The vulnerability CVE-2025-23620 in trof Captchelfie – Captcha by Selfie (versions ≤ 1.0.7) is a reflected Cross-site Scripting (XSS) flaw caused by improper neutralization of input during web page generation. This allows attackers to inject malicious scripts that execute in the victim's browser when they interact with crafted URLs or inputs. The CVSS 3.1 base score is 7.1, indicating high severity with network attack vector, low attack complexity, no privileges required, user interaction required, scope changed, and impacts on confidentiality, integrity, and availability at low levels.
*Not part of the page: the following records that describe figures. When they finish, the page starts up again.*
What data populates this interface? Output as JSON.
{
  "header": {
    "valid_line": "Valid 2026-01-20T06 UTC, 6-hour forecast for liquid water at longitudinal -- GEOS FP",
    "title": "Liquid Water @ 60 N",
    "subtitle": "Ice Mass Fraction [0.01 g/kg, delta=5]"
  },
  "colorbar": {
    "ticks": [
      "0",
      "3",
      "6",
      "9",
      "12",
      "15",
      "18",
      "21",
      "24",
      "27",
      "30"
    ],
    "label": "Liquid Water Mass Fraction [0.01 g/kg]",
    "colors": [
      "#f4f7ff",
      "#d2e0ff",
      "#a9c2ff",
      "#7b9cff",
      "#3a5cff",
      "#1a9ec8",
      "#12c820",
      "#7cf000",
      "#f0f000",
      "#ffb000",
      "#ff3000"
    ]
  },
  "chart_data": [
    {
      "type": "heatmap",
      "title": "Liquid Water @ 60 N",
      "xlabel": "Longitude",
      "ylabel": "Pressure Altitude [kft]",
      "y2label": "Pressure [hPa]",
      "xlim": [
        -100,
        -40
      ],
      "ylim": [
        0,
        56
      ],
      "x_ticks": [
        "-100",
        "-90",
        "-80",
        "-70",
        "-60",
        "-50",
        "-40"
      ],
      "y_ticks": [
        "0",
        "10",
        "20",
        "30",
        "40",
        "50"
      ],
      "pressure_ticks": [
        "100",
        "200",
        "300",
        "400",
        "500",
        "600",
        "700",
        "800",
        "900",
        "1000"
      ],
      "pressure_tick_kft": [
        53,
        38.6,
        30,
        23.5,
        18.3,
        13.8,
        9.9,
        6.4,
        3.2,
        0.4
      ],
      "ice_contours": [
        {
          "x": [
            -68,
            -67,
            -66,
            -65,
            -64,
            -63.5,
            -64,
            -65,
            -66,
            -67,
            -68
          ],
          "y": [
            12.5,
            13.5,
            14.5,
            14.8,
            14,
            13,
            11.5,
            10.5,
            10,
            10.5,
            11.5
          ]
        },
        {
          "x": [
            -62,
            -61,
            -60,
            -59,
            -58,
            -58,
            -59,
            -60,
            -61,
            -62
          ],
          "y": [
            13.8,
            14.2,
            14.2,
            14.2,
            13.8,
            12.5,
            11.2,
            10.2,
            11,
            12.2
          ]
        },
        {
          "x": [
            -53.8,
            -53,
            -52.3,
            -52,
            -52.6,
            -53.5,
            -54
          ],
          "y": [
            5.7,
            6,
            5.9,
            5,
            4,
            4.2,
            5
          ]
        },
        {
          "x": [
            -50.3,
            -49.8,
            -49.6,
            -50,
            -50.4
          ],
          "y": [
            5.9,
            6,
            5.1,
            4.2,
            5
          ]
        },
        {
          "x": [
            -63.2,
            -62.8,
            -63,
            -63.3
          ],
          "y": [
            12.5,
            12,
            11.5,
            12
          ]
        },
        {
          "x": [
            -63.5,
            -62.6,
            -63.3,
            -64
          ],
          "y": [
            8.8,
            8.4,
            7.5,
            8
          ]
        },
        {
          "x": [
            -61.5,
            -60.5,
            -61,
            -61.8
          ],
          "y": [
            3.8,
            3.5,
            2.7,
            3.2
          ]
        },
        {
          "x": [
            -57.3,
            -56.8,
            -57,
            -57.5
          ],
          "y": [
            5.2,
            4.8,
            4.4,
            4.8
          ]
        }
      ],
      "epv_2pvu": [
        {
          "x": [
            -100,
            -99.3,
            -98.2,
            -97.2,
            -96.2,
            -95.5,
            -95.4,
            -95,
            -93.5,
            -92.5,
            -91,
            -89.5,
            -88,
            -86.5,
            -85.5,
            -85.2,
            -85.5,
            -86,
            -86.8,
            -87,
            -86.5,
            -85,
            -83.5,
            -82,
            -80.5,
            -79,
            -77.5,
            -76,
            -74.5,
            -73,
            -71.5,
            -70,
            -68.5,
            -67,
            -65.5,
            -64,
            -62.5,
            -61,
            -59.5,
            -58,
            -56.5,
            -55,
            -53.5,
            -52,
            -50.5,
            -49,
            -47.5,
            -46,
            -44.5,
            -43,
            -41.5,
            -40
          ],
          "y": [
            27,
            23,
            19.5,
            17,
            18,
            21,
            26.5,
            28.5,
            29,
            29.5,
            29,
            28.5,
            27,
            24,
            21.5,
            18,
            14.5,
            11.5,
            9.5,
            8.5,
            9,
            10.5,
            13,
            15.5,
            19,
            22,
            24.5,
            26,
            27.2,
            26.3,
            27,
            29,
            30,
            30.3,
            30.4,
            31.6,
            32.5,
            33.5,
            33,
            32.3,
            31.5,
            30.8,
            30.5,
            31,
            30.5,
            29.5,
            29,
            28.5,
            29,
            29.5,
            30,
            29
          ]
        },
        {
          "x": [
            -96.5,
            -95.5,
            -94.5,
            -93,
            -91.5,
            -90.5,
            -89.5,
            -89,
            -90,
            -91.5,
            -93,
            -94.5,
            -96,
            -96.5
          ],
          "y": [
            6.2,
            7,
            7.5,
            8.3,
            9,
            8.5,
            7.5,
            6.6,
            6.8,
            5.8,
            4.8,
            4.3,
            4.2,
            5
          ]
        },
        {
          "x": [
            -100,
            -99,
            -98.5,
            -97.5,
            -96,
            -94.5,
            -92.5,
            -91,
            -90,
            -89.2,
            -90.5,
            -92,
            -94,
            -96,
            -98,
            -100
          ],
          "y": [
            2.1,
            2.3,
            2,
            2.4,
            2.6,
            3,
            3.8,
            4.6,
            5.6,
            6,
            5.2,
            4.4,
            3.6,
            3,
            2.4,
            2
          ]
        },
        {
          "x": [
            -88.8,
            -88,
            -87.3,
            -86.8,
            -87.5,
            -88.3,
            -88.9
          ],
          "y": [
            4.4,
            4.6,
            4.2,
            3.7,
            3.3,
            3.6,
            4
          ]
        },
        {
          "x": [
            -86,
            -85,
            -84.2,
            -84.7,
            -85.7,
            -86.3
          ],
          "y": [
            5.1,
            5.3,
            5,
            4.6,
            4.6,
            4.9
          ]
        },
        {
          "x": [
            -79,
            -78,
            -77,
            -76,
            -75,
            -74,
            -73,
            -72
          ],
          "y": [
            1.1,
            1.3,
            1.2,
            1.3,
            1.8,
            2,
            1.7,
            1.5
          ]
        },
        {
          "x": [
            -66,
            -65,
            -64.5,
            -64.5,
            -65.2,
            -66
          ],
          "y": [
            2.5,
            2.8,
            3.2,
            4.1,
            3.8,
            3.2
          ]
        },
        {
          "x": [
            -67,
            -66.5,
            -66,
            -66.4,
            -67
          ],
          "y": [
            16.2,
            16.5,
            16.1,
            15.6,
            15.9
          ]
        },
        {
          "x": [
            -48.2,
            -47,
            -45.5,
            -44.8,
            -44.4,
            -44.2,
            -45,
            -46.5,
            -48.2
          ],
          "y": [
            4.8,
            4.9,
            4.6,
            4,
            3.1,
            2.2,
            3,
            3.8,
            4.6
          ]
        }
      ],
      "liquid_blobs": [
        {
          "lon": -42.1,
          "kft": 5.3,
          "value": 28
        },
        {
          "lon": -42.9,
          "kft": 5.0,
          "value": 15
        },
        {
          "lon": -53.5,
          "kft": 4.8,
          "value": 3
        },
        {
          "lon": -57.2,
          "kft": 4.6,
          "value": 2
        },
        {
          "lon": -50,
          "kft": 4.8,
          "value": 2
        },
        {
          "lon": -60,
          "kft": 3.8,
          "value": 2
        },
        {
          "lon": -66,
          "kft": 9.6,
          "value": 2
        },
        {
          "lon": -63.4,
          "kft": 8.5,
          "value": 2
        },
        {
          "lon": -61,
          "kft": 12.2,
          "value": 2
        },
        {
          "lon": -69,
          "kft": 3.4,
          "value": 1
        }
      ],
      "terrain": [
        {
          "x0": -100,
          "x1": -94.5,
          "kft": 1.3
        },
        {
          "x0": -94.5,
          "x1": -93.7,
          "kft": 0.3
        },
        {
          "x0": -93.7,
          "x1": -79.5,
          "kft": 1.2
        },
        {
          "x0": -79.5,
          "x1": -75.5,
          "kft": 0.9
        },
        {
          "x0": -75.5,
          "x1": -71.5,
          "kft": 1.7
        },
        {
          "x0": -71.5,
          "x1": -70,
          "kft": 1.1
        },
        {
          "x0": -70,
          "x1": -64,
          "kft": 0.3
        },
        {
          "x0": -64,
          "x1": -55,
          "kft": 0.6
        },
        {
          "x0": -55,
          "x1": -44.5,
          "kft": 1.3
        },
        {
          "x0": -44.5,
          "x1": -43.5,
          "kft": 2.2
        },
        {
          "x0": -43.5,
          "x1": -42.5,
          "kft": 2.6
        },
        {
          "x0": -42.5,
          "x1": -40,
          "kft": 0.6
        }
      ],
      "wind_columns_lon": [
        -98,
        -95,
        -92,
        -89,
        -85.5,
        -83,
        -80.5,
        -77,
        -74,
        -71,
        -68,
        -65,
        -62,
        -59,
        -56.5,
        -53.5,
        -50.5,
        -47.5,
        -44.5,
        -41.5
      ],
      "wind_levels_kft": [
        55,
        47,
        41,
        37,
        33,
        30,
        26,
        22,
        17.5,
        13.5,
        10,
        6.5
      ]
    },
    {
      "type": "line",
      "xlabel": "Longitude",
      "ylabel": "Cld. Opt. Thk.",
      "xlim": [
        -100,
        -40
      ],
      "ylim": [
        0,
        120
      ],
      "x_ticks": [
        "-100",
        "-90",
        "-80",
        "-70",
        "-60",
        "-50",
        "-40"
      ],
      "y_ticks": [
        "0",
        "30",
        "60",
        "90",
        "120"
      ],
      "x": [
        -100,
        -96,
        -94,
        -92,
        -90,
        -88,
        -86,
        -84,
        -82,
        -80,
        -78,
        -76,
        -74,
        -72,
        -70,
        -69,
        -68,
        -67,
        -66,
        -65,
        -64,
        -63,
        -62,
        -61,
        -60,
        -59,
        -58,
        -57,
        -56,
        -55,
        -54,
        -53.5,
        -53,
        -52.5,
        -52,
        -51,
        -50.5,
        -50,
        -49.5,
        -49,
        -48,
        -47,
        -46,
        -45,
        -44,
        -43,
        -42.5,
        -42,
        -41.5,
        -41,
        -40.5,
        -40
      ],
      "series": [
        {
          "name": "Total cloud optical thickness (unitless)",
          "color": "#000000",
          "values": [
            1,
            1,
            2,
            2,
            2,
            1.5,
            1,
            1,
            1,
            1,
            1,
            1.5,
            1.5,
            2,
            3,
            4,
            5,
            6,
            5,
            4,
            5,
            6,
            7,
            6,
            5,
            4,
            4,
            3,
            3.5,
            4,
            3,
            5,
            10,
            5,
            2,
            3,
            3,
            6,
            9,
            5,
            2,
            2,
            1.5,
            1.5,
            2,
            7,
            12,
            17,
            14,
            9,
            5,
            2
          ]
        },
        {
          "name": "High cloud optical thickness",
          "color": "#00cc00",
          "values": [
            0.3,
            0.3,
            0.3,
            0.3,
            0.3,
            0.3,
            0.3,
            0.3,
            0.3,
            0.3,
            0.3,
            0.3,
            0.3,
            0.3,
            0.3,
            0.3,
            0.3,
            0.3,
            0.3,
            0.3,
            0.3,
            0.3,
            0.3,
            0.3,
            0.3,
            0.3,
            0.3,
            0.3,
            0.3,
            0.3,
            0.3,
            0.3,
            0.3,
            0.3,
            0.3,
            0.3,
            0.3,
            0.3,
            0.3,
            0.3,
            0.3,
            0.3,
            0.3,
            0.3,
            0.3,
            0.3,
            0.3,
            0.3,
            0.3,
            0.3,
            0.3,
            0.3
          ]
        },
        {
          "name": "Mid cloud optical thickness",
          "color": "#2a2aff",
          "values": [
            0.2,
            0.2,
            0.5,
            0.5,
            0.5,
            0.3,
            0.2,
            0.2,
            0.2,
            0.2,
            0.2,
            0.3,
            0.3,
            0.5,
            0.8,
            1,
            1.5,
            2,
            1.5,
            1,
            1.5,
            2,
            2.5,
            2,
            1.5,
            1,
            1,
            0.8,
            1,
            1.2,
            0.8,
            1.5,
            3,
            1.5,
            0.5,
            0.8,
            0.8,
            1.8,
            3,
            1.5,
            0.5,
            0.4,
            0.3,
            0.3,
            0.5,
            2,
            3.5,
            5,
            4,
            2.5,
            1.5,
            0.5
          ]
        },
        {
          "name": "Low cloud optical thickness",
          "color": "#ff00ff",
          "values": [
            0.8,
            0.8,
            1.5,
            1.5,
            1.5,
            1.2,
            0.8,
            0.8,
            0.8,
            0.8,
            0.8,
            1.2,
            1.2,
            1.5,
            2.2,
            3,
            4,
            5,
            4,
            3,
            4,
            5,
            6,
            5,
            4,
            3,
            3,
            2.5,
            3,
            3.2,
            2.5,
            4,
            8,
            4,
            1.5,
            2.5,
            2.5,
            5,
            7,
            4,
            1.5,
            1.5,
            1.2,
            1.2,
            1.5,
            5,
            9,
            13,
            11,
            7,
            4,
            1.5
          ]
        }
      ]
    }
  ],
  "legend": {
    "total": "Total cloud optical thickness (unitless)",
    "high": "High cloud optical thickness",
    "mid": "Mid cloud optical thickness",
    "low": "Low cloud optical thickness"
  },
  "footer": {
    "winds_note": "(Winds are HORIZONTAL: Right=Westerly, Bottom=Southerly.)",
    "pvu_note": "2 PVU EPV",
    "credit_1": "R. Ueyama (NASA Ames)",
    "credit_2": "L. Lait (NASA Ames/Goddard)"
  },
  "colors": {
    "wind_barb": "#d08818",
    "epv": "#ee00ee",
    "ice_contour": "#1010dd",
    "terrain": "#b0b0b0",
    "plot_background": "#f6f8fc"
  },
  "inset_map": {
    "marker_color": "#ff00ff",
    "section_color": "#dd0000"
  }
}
The vulnerability is published but no patch or mitigation details are provided by the vendor. The product is not a cloud service, so remediation depends on vendor patch releases.

Successful exploitation of this reflected XSS vulnerability can allow attackers to execute arbitrary scripts in the context of the victim's browser, potentially leading to theft of sensitive information, session hijacking, or other malicious actions impacting confidentiality, integrity, and availability at a limited level. The CVSS score reflects these impacts as low but present. There are no known active exploits reported.

Patch status is not yet confirmed — check the vendor advisory for current remediation guidance. Until a patch is available, users should consider disabling or restricting use of the affected plugin to mitigate risk. Monitor official vendor channels for updates and apply any official fixes promptly once released.